GROSSETO – «Sono tornato ormai da qualche tempo dal mio soggiorno in alcune missioni del Kenya e quello che mi colpisce è la conferma che qua l’indifferenza regna sovrana ed è la cifra del nostro agire quotidiano» a dirlo è Don Enzo Capitani in una lettera che manda ai grossetnai firmandosi “prete a Grosseto. Cittadino del mondo”.
«Tre sono i fatti che la nostra indifferenza è riuscita a fagocitare e a far sparire in questi tempi:
• La guerra in Ucraina che solo la nostra paura di esserne coinvolti tiene viva. Ma chi si ricorda ancora dei milioni di persone che sono state costrette a lasciare la loro terra? Anche noi a Grosseto ne abbiamo accolte alcune centinaia, siamo stati generosi, abbiamo aperto le nostre case… Ma dopo qualche settimana ci siamo stancati e abbiamo deciso che altri se ne dovevano interessare e quindi provvedere.
• Il terremoto in Siria e Turchia. Qui abbiamo fatto peggio e abbiamo deciso chi fosse in grado di colpire la nostra momentanea attenzione; e abbiamo scelto di parlare del dramma e dei poveri della Turchia, relegando in qualche trafiletto secondario le notizie sui poveri della Siria. E così siamo diventati giudici inappellabili delle sofferenze altrui, stabilendo di chi interessarci, di chi parlare o tacere.

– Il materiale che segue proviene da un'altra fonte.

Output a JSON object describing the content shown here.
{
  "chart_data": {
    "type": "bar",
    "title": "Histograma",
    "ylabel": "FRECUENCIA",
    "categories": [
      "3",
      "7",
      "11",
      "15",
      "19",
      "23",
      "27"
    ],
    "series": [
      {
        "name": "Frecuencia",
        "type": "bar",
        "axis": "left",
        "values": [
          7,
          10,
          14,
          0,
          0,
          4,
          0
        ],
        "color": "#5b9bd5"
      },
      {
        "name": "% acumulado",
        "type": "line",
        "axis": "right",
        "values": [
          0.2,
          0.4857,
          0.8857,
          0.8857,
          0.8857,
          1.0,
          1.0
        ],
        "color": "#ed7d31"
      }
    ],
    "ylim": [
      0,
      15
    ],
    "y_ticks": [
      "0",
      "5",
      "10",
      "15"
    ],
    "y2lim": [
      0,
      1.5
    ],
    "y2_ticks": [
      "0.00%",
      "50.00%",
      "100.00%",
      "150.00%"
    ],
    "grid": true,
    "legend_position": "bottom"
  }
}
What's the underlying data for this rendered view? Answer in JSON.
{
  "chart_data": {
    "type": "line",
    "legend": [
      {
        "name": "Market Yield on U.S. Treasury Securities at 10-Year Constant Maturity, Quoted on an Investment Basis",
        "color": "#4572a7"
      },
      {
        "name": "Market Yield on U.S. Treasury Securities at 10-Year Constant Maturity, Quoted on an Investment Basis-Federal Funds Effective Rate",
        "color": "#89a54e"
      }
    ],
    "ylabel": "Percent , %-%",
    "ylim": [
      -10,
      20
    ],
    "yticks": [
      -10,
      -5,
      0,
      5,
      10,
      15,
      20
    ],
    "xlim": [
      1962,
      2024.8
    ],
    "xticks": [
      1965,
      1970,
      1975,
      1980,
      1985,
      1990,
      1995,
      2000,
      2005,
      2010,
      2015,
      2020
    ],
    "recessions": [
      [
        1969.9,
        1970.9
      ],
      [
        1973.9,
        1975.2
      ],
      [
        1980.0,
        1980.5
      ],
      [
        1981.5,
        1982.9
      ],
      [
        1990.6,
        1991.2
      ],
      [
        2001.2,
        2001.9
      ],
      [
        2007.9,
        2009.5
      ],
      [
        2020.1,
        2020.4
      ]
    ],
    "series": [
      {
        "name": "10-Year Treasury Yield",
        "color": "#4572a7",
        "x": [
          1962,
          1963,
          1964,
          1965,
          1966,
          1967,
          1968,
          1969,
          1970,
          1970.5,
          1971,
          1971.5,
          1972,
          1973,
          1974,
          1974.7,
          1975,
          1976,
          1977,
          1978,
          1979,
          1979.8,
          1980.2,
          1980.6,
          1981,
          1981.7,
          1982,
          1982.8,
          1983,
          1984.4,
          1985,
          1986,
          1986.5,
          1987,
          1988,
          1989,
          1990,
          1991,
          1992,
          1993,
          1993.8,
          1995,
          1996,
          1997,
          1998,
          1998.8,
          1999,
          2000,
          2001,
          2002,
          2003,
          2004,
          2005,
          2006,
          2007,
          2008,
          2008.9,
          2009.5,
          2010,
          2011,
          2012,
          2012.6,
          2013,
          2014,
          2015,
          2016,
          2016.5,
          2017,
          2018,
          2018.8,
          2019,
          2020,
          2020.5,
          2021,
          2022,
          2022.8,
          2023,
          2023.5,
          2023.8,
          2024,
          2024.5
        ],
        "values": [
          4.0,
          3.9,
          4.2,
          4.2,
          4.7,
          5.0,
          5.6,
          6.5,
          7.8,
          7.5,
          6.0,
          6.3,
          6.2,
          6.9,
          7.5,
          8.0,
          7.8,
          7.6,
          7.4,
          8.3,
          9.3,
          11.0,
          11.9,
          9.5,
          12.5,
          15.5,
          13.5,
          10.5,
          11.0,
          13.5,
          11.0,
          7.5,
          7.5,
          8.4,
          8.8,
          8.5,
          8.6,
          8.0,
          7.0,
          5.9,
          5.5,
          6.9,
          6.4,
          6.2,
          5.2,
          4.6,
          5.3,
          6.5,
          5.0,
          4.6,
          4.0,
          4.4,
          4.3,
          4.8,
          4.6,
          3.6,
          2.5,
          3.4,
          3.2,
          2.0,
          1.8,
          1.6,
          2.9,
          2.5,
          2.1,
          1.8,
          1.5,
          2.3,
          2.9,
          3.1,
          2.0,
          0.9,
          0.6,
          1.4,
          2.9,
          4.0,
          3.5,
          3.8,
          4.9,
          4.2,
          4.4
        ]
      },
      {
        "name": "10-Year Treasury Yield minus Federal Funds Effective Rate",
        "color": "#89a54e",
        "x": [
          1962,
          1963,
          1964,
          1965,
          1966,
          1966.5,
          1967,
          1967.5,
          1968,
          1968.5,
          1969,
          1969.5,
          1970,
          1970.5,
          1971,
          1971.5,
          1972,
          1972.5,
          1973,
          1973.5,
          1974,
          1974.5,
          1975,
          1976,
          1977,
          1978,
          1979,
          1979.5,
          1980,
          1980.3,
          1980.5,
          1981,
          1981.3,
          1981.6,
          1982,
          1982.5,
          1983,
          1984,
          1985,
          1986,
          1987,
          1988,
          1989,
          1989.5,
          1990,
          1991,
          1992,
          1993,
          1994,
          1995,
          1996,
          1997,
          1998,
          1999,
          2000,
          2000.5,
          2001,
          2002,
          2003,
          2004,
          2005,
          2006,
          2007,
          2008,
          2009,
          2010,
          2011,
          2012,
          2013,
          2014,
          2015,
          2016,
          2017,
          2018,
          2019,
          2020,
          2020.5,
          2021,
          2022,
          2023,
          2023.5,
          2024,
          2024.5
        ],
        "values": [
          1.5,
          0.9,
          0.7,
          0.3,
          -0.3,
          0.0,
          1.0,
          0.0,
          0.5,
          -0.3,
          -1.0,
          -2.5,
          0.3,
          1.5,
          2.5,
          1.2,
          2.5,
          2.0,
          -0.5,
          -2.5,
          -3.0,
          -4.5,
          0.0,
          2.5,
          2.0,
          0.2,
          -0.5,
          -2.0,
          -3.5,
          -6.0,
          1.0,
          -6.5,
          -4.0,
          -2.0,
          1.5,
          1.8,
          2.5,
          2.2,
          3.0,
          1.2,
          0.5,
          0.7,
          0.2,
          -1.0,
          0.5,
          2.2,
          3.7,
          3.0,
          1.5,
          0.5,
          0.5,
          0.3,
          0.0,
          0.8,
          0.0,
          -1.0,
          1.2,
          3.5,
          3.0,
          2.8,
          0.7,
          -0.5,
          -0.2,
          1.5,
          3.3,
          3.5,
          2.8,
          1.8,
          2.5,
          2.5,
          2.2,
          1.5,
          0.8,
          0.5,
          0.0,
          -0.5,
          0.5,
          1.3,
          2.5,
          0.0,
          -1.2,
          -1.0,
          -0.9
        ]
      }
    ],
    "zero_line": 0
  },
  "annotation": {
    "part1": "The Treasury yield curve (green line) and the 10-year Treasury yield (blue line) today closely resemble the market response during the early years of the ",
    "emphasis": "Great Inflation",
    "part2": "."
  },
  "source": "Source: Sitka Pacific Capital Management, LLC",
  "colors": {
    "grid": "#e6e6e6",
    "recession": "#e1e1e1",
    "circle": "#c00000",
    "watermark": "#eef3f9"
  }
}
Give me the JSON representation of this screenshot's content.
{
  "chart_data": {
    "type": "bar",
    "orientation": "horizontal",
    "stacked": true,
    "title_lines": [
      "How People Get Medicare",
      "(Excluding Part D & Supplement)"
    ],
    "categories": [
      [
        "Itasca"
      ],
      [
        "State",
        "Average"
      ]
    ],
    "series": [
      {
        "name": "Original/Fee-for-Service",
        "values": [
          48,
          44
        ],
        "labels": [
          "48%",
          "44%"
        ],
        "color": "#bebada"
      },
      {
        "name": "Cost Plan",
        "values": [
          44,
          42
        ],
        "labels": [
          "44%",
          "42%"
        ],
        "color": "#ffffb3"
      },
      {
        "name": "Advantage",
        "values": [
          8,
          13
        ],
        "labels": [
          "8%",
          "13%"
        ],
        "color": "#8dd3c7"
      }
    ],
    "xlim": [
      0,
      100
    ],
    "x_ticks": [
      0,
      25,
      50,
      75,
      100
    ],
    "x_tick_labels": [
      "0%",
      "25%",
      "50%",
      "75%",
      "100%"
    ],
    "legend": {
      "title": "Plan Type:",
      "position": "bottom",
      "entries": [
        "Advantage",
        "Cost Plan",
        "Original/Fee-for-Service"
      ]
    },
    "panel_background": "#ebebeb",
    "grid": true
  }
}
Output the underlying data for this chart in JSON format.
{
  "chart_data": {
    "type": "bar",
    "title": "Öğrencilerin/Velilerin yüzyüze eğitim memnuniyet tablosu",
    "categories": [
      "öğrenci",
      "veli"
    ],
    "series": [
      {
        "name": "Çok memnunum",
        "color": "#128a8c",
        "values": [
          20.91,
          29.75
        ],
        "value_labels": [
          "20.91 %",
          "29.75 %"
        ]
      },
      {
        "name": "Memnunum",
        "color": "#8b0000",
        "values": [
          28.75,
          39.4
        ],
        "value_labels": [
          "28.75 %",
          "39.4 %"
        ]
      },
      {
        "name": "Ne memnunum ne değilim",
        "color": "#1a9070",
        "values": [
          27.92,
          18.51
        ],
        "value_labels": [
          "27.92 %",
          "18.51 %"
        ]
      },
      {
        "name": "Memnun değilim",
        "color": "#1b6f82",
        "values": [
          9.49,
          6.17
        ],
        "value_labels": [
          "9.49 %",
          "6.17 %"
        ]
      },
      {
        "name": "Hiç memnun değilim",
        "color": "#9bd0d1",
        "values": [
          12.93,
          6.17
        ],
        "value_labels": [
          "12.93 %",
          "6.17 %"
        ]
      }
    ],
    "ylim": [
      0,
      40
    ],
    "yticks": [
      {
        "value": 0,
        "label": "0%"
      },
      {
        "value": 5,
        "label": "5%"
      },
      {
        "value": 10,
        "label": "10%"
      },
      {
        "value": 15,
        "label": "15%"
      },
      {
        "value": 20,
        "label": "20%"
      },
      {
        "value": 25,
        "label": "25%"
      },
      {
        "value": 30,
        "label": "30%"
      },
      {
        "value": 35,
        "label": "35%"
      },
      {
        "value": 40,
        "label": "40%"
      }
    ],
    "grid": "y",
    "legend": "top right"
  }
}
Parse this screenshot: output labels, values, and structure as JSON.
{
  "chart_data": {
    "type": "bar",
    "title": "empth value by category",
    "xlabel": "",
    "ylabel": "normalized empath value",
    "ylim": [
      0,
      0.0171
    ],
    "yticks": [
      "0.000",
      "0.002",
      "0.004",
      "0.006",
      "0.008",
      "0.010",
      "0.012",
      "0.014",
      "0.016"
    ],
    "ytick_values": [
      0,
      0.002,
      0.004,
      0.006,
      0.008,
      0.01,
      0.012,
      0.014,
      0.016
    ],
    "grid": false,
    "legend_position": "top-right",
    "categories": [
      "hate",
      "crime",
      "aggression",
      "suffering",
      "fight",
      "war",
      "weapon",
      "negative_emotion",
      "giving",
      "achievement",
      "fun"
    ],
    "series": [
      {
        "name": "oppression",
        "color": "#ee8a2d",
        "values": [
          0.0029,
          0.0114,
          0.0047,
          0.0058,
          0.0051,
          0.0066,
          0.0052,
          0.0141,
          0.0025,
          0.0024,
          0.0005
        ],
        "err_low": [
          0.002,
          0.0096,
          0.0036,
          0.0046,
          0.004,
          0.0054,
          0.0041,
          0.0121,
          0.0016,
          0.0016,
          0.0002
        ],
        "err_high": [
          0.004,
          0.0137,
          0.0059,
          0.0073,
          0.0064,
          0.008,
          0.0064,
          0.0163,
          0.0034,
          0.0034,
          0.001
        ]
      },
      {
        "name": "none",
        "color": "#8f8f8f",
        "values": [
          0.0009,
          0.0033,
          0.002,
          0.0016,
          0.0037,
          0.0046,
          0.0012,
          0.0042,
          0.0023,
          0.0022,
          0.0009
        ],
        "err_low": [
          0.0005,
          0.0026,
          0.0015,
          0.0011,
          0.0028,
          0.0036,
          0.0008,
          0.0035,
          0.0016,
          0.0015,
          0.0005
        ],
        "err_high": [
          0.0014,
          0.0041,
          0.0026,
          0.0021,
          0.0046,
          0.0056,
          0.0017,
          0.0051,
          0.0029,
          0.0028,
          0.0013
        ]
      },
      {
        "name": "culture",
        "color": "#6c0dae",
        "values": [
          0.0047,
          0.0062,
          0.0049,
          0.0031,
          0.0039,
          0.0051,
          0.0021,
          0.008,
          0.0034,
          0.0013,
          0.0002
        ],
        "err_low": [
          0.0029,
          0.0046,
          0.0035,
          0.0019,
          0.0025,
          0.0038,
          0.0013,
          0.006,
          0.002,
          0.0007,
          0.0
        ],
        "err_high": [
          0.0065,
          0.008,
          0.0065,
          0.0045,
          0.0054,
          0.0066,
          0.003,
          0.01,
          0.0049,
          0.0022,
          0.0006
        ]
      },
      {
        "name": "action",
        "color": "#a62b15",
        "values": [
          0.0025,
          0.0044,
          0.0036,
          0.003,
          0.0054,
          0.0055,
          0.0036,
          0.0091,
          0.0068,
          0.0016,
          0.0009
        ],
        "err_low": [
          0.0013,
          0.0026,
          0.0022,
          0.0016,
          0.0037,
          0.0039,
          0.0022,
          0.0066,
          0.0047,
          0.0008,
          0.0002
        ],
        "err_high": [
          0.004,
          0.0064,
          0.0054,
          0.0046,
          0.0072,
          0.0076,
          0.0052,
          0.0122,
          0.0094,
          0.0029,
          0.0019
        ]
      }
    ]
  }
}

• La tragedia di Cutro. Perché di questo si tratta e non di un naufragio. Abbiamo versato lacrime in abbondanza davanti alle bare e ai corpi dei bambini. Abbiamo deciso di trasformare piccole scarpe, piccoli giocattoli portati dal mare, in reliquie. Ma a che cosa servono le reliquie se non a tramandare la memoria di un fatto? E di queste reliquie in questi tempi ne abbiamo molte! Evidentemente c’è qualcosa che non torna ed è il fatto che l’indifferenza ha asciugato le nostre lacrime e sparso al vento le parole e le proposte politiche pronunciate al momento».
«Che fare – chiede Don Enzo -? Il mio personale andare per missioni – India, Bolivia, Kenya – mi insegna che io sono parte di una umanità; che niente mi è estraneo ma tutto mi appartiene. E come scriveva John Donne: “Nessun uomo è un’isola, completo in se stesso; ogni uomo è un pezzo del continente, una parte del tutto. La morte di qualsiasi uomo mi sminuisce, perché io sono parte dell’umanità. E dunque non chiedere mai per chi suona la campana: essa suona per te”».
«Il confronto con altre culture, religioni, usi e costumi mi insegna che è importante cambiare il nostro linguaggio abituato a rinchiudere gli altri in ruoli che non li comprendono perché vuol dire identificarli con i fatti che vivono; dovremmo smettere di dire migranti, senza fissa dimora, invisibili, sfrattati, carcerati, ecc; questa modalità ci fa sentire diversi e distanti da loro, esasperando i conflitti; l’identificazione con il termine persona, li rende invece uguali a me qualunque situazione gli altri vivano diversa dalla mia, e la contaminazione e il coinvolgimento, in questo modo, sono resi più fattibili e più reali. L’alternativa è inevitabilmente la solitudine e per uscirne non conosciamo altro che la violenza e il conflitto.